Veteran starters on teams looking for a new quarterback:
- Ryan Tannehill, Miami Dolphins (30 years old)
- Case Keenum, Denver Broncos (30)
- Blake Bortles, Jacksonville Jaguars (26)
What does the trade of Flacco, for a 2019 4th-round, pick, tell us about the value these veteran signal callers may have? Nothing at all.
Here's why: the financial implications for trading for Flacco are non-existent, at least compared to these three. Flacco's contract has three years remaining, owing him $63M over that time span. Yikes, right? Wrong. These figures are all base salary, meaning they're not guaranteed and the Broncos can part ways with Flacco at any point going forward without incurring any cap penalties.
That is the recipe of an ideal bridge situation.
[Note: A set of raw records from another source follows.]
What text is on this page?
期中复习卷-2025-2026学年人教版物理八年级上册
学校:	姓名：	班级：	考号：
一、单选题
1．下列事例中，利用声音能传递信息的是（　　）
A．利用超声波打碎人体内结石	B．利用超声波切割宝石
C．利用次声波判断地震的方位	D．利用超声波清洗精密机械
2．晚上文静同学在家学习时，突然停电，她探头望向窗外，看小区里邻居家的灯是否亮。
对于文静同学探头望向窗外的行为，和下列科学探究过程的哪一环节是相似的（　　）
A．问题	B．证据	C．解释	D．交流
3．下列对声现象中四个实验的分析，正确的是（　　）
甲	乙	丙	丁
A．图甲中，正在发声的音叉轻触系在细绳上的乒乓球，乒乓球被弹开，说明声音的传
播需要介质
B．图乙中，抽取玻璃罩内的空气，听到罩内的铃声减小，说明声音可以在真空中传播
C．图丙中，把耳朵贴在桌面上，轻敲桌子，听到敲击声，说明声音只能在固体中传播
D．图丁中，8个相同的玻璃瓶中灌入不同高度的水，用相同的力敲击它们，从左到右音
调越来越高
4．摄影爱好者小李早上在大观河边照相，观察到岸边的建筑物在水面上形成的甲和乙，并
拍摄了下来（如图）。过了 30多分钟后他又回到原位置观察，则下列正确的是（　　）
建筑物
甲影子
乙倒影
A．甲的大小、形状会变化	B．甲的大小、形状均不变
And after that, the accomplishments and the winning record (he's 96-67 as a starter...but QB Wins aren't a stat), Flacco returned a 4th-round pick.
For comparison's sake, Tannehill (42-46), Keenum (26-28) and Bortles (24-49) all lack Flacco's winning pedigree while also bringing cap hits in excess of $20M in 2019. Bortles brings dead cap in each of the next two seasons, meaning there will be sunken money if teams want to part ways until 2021. And Tannehill has a two-year window of dead cap to the Dolphins (unless the trade is after 6/1/2020), teams know there will be urgency for Miami to cut losses and move on.
Keenum's contract is the easiest to digest: he's entering the final year of his contract and owed $21M ($10M of that would be dead cap if Denver cut him). But Denver has also lost all their leverage going forward. They, while keeping Keenum under contract, have flipped for Joe Flacco and appear intent to pay him $18.5M next season.
For those who aren't great at math, that means Denver is on the books to pay Case Keenum and Joe Flacco a combined $39.5M next season at most and, barring a trade, a minimum of $28.5M.
The Dolphins also possess little leverage: with a new front office structure, a new head coach and a decree from owner Stephen Ross that the Dolphins will be building a team "the right way", no one is expecting the Dolphins to contend in 2019. As a matter of fact, the expectation is the Dolphins are going to trim all the fat off their roster and eat the dead cap to prep them for 2020. After missing all of 2017 and playing poorly in 2018, Tannehill may as well be the poster child for trimmed fat, considering the previously mentioned two-year window for cap penalties.
So kudos to Denver for making a move that enables them to part ways with a bridge starter at their leisure. That in itself is a big win. But now they'll look to unload Keenum in an effort to save $11M with the whole world knowing he's a dead man walking.
The trade market can swing one of two ways: someone can look at the relative youth of Tannehill, Keenum or Bortles and hope he can be the answer for their franchise. If that's the case, Miami or Jacksonville may fetch a more handsome compensation. Or, in a more likely scenario, teams will wait out the asking price, knowing full well that Miami, Denver and Jacksonville are up against the clock to make moves and free up space.
If that's the case, each of these three may be cap casualties and return no compensation at all.